Говорила про прииски, про золото, про англичан, про подряды, про Шурочку и его будущее. О своем, личном старалась из гордости не упоминать, но оно, кажется, все равно прорывалось. Этот парадокс помнила с юности: Софи Домогатская казалась на первый взгляд ко всем и ко всему безразличной, но слушать, если уж взялась, умела удивительно. Так и хотелось ей все рассказать, без утайки. Вот и сейчас – вслушивалась внимательно, хмурила тонкие брови, явно пыталась понять.

– Это все наверное так, Машенька, как вы и говорите, – подытожила Софи. – Но только я в приисковом и прочем горном деле – ноль без палки, и разобрать не сумела, чем я-то вам подсобить могу? Измайлова, что ли, вам для пущей сноровки оставить? Так это не в моей власти, он – сам себе хозяин…

Машенька поговорила еще. Софи опять выслушала и, в конце концов, весело рассмеялась:

– А, так вы хотите, чтоб я мистера Сазонофф уговорила с вами дело иметь? О, Машенька, мне, право, жаль, но – так не по адресу! Мишку ничего заставить нельзя, если он уж решил. Коли он меня и выслушает, так для того только, чтобы наоборот сделать…

Машеньку будто крапивой ожгло от этого фамильярно-интимного – «Мишка», а главное – от ласкового света, который в этот миг зажегся и осветил холодную глубину серых глаз Софи. А могла ли она сама хоть когда-то ласково сказать мужу: «Митька»? Или… «Сережка»? А в постороннем разговоре?
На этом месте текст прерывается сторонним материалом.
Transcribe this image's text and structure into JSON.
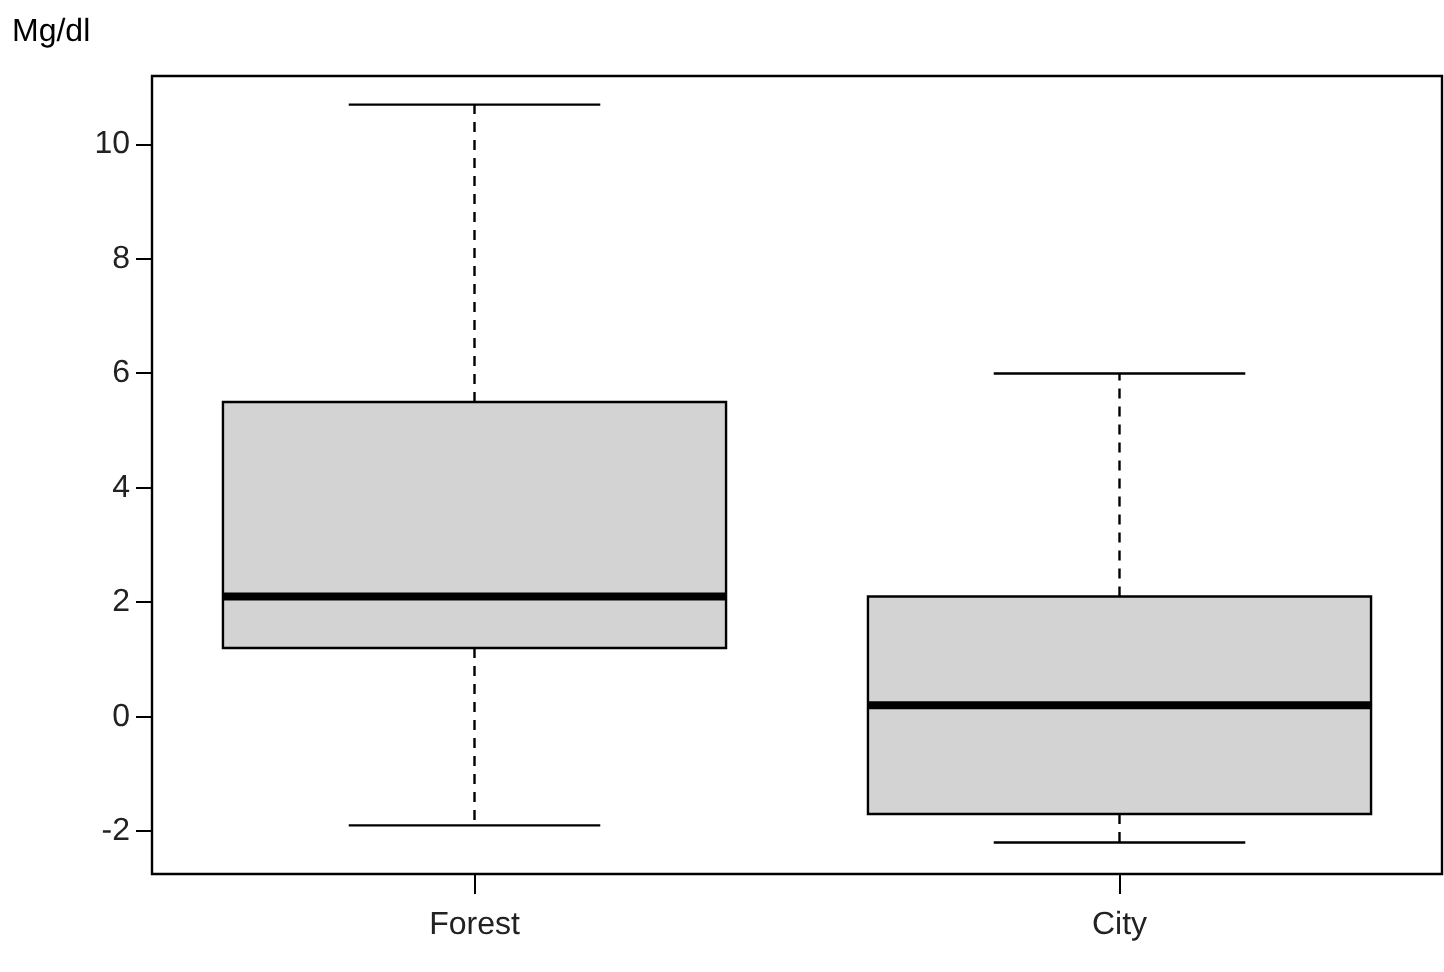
{
  "chart_data": {
    "type": "box",
    "ylabel": "Mg/dl",
    "categories": [
      "Forest",
      "City"
    ],
    "boxes": [
      {
        "low": -1.9,
        "q1": 1.2,
        "median": 2.1,
        "q3": 5.5,
        "high": 10.7
      },
      {
        "low": -2.2,
        "q1": -1.7,
        "median": 0.2,
        "q3": 2.1,
        "high": 6.0
      }
    ],
    "color": "#d3d3d3",
    "ylim": [
      -2.75,
      11.2
    ],
    "yticks": [
      -2,
      0,
      2,
      4,
      6,
      8,
      10
    ],
    "grid": false
  }
}
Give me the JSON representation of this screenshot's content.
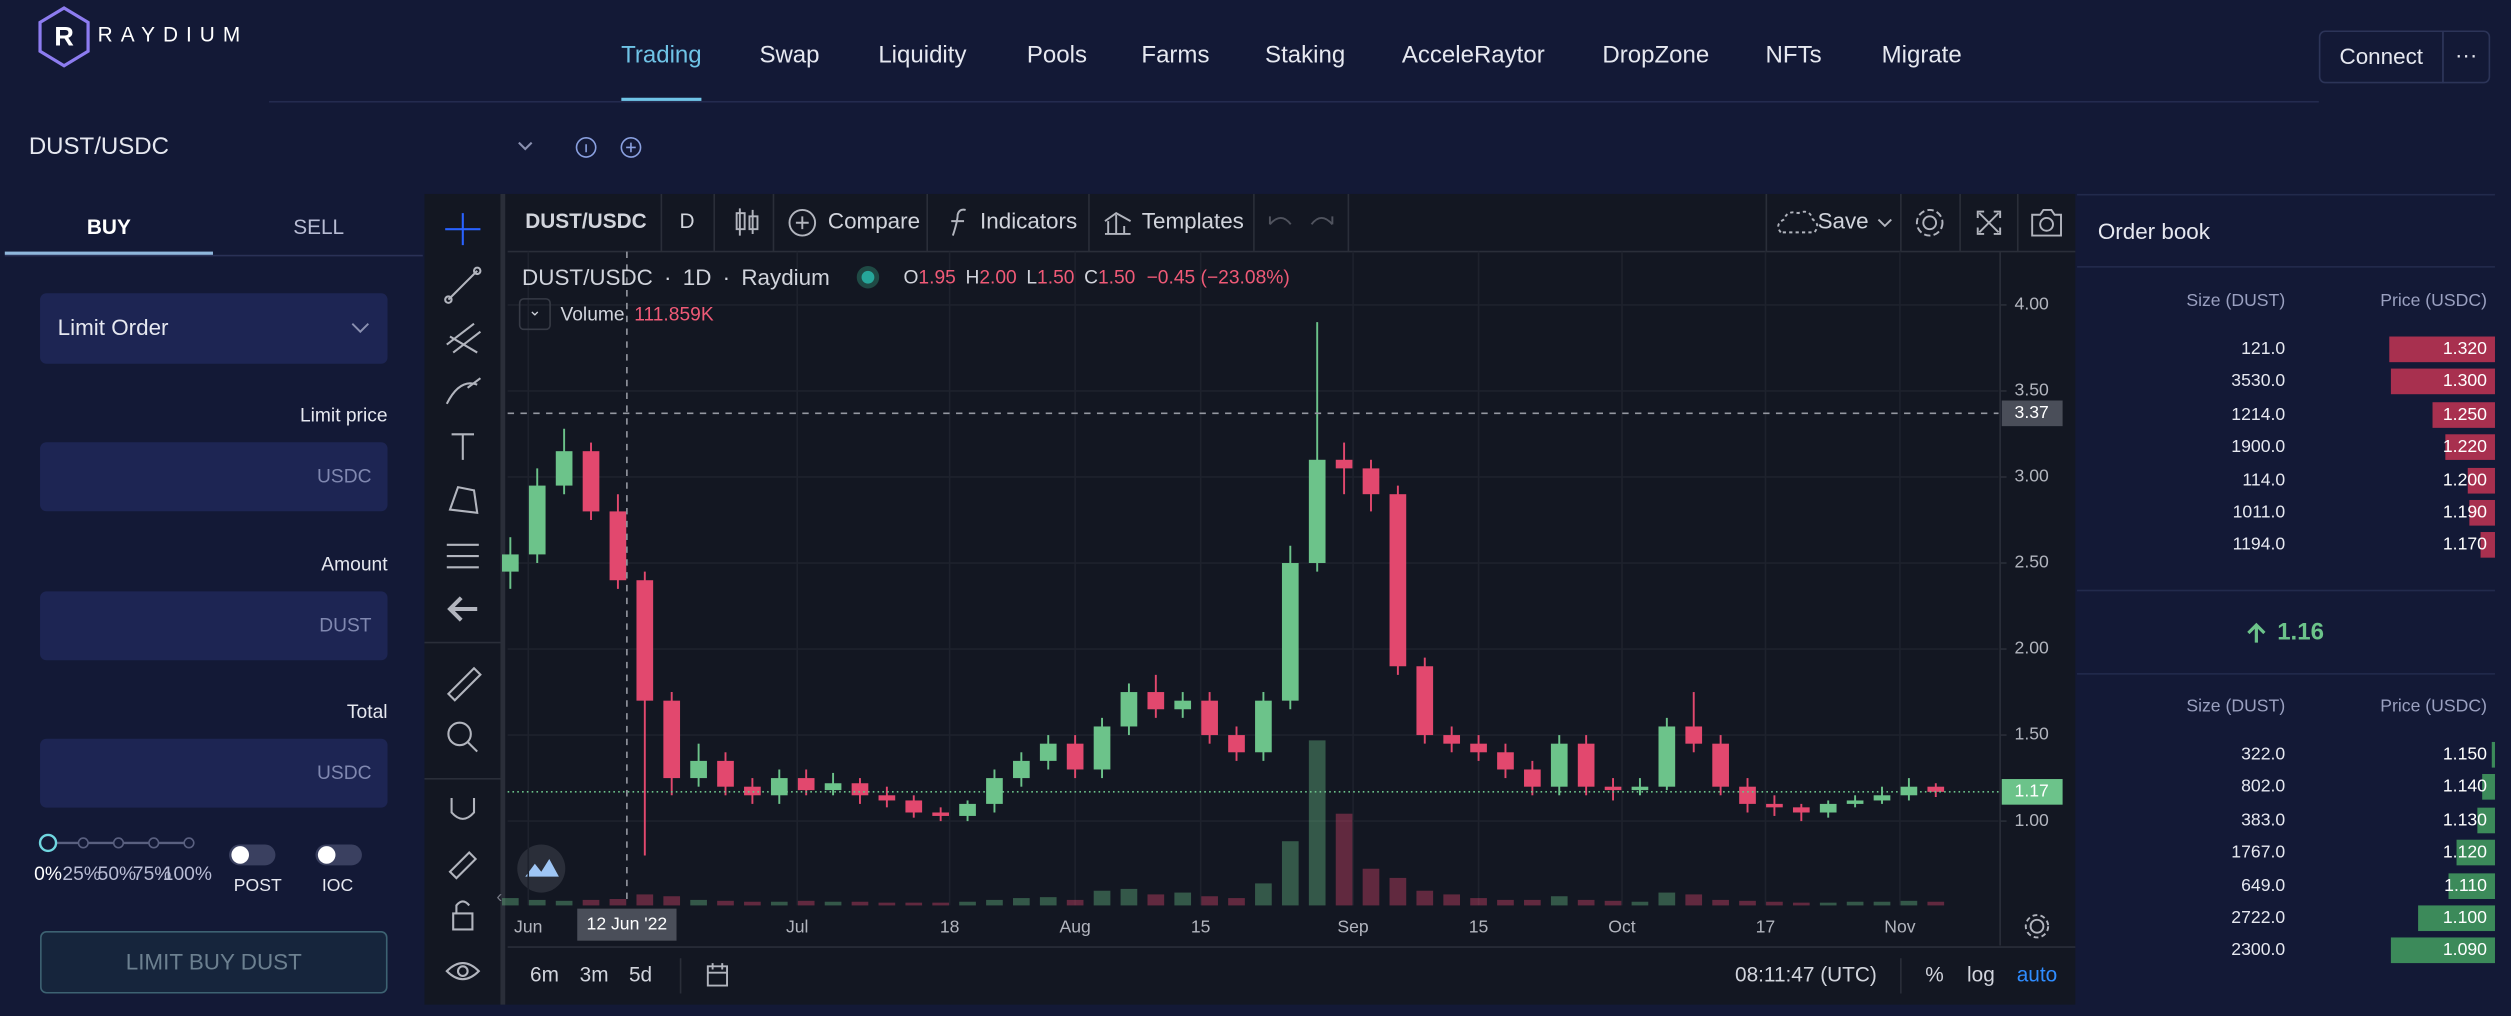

– Но, впрочем, коли вам кажется, что может помочь, и вы для того даже ко мне пришли, так я, извольте, попробую…

– Правда?! – несказанно удивилась Машенька, помня, что Софи никогда и ничего попусту не говорит. Радость и облегчение осторожной лапкой поскреблись в затворенную дверь. – Вы действительно попросите его? Даже супротив Веры вашей?

«Ну, уж этого-то она не понимать не может, и смысла нету скрывать!»

– Да Вера сама за себя постоять сумеет! – улыбнулась Софи. – Вот уж кому моя протекция без надобности! У нее же теперь лорд Александер – радетель… Не слыхали еще новую – с пылу с жару – егорьевскую сплетню?

Новый пучок свежей крапивы. Машеньке казалось, что теперь, как от крапивы, лицо, шея, грудь ее должны видимо покраснеть и воспалиться. Вот так пообещать облагодетельствовать, походя оскорбив – в этом вся Софи Домогатская. Захотелось причинить ей, красивой, улыбающейся, любящей и любимой, хоть толику такой же боли…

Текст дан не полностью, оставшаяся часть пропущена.